GZ: Y... (su voz cambia, los ojos se le
iluminan y su sonrisa se insinúa con cierta
picardía y nostalgia) Para los que estamos
allá abajo, es como el sueño del
niño, porque uno siempre mira para arriba
y se imagina que es un lugar imposible de alcanzar.

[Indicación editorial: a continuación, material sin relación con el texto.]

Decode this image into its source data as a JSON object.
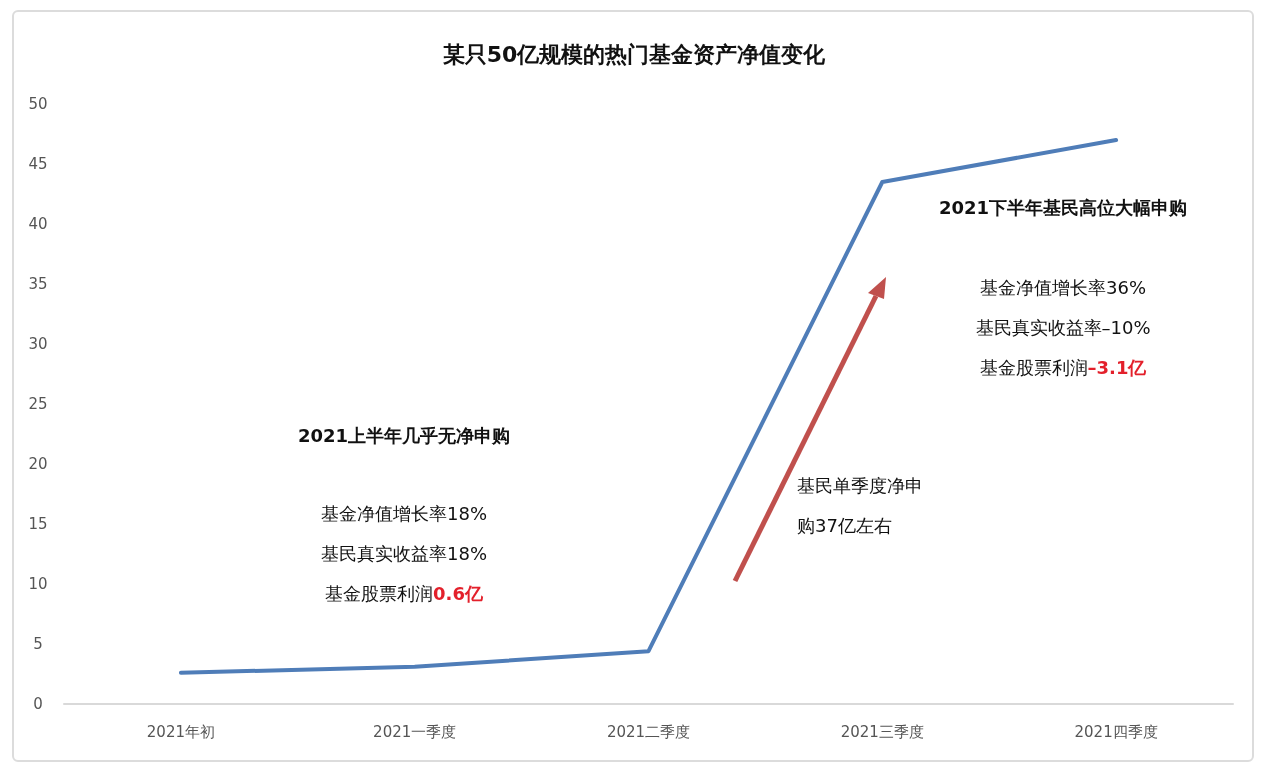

A veces también me cuesta pensarme a mí
mismo acá, haciendo este trabajo. Creo
que todavía no he caído en la cuenta
porque no puedo tomar distancia. Desde que empezamos,
tenemos un ritmo feroz, estamos trabajando seis
días a la semana hasta 12 horas por día.
Todavía no puedo darme cuenta de dónde
estoy y de lo que estoy haciendo realmente. De
pronto vengo a trabajar con Antonio Banderas y
para mí ya es Antonio y es un actor más.
Y cuando vuelva a la Argentina, quizás
recién me dé cuenta de la dimensión
de las figuras con las que estoy trabajando y
también del lugar en donde estoy trabajando.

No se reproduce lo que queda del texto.